According to the NCOC, the government will lift the additional restrictions put in place to reduce the transmission of Covid-19 during the fourth wave. Given that progress has been marginal in the last few weeks—with the number of cases remaining close to the 3000 mark—there has not been a significant enough improvement to justify side-lining additional precautionary measures.
Currently, the NCOC reported 2988 cases in the last 24 hours. Furthermore, the positivity ratio now stands at 5.62 percent–still a relatively concerning rate. The non-pharmaceutical interventions (NPIs) helped limit transmission but not at the rate at which they should have. The reality remains that more than 50 percent of the country’s ventilators are occupied, 60 percent of oxygen beds are being used for critical patients and over 90,000 cases are active. These are figures that are hard to stomach when we understand that behind them, there is the suffering of countless patients and their family members. It does not make sense to lift the precautionary measures merely ten days after implementation; each policy needs time to have an effect and by fast-forwarding ahead, we are depriving ourselves of the progress we had the potential to make.
As intercity transport, outdoor dining and school reopening resumes, the risk of digression is very real. It was vital to limit the public’s activity considering that people now seem to have gotten comfortable with the idea of living in a pandemic.
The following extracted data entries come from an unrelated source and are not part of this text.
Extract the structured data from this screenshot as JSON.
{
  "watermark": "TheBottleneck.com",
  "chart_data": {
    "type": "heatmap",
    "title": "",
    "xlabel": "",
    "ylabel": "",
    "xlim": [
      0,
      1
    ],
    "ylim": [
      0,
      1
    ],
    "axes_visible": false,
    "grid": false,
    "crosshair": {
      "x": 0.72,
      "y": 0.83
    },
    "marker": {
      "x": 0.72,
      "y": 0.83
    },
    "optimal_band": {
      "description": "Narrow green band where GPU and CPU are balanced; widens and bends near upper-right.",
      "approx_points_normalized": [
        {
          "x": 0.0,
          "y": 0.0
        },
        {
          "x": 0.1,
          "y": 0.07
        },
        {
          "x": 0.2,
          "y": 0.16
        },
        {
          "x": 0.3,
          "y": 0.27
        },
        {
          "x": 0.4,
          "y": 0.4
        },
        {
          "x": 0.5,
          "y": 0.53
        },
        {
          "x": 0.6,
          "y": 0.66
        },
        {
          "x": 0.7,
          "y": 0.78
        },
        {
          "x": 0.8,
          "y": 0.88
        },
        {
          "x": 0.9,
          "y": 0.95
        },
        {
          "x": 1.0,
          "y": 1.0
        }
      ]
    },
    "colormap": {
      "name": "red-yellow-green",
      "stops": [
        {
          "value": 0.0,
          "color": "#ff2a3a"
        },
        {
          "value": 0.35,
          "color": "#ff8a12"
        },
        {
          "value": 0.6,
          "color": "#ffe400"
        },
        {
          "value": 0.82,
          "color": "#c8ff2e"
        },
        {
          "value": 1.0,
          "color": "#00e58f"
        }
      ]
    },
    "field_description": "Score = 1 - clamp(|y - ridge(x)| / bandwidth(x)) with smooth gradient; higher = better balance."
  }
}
Precautions are not adhered to with the same diligence as before and while once there was a time when the masses displayed concern over the prevailing circumstances, now they are met with absolute apathy. A false sense of security is being indulged in after the success of the vaccination campaign. Currently, we have only vaccinated 15.8 percent of our population and that means the task of immunisation is still monumental.
It is too early to deem our performance as a success story given that the situation can turn anytime, as evidenced by the sudden yet extreme fourth wave. As the numbers slowly decline, the authorities must reinvigorate the public through awareness campaigns and reiterating their social responsibilities.